Ketenjian was a quick study when he took a ceramics class at a community college.
“By the time that semester was over, I had my first show at the chamber of commerce and sold almost $300 worth of pottery,” he said. “That’s not going to put you on the map, but I found it fairly fascinating. People say you have to suffer for your art for 30 years before you can have a show – it’s not true.”
He learned about the effects of different kinds of wood on firing pottery. Glazing the work was not necessary he said.
“Over the course of a long firing, the alumina and the silica from the ash from the burning wood will flux and melt and run, and create its own glaze,” he said.
Ketenjian’s goal was to make pottery so beautiful it needed no decoration. But one day he admired a new pot glistening on the wheel that was still wet.
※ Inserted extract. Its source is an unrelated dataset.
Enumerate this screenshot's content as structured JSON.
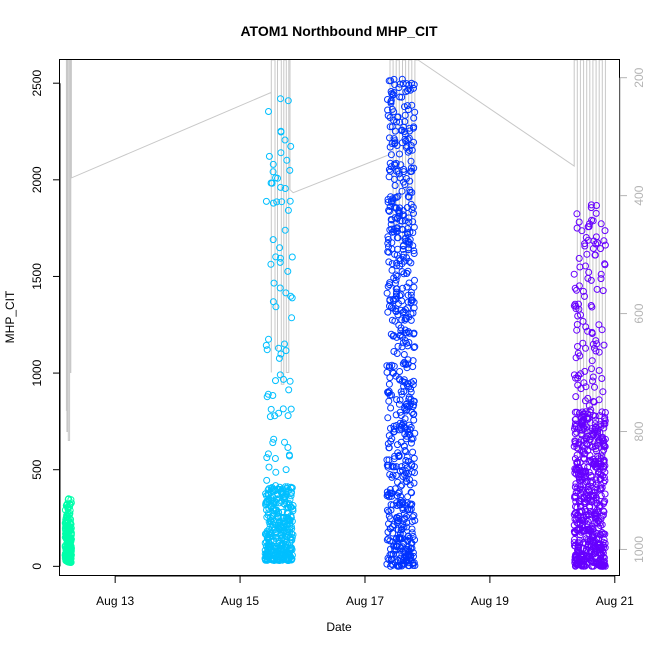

He mixed up some porcelain and put a brush mark on the pot and realized how it felt to be a painter.
“The way I’ve learned is by reading articles,” he said. “I spent the first year choosing an artist I admired and read his or her life story. In reading in between the lines, I learned their process.”
The next year he started making sketches, and the next he bought some supplies and began experimenting with brushwork.
A 10-year career working in massage and studying anatomy has helped Ketenjian’s figurative work.
Portraits, landscapes and still lifes are also represented at the Galerie Bluü. There are five pieces celebrating the jazz performers from the gallery. Another painting is a self-portrait with Ketenjian on the oud.
“The show is a psychological success whether there’s huge dollars or not,” Ketenjian said. “It’s irrelevant because I am going to continue to do it anyway. What I am excited about is my next body of work.”
Ketenjian recently purchased an etching press and plans to create etchings and dry point pieces. He also plans to build a doorless anagama kiln with a catenary arch.
“My main focus is the art of living,” he said.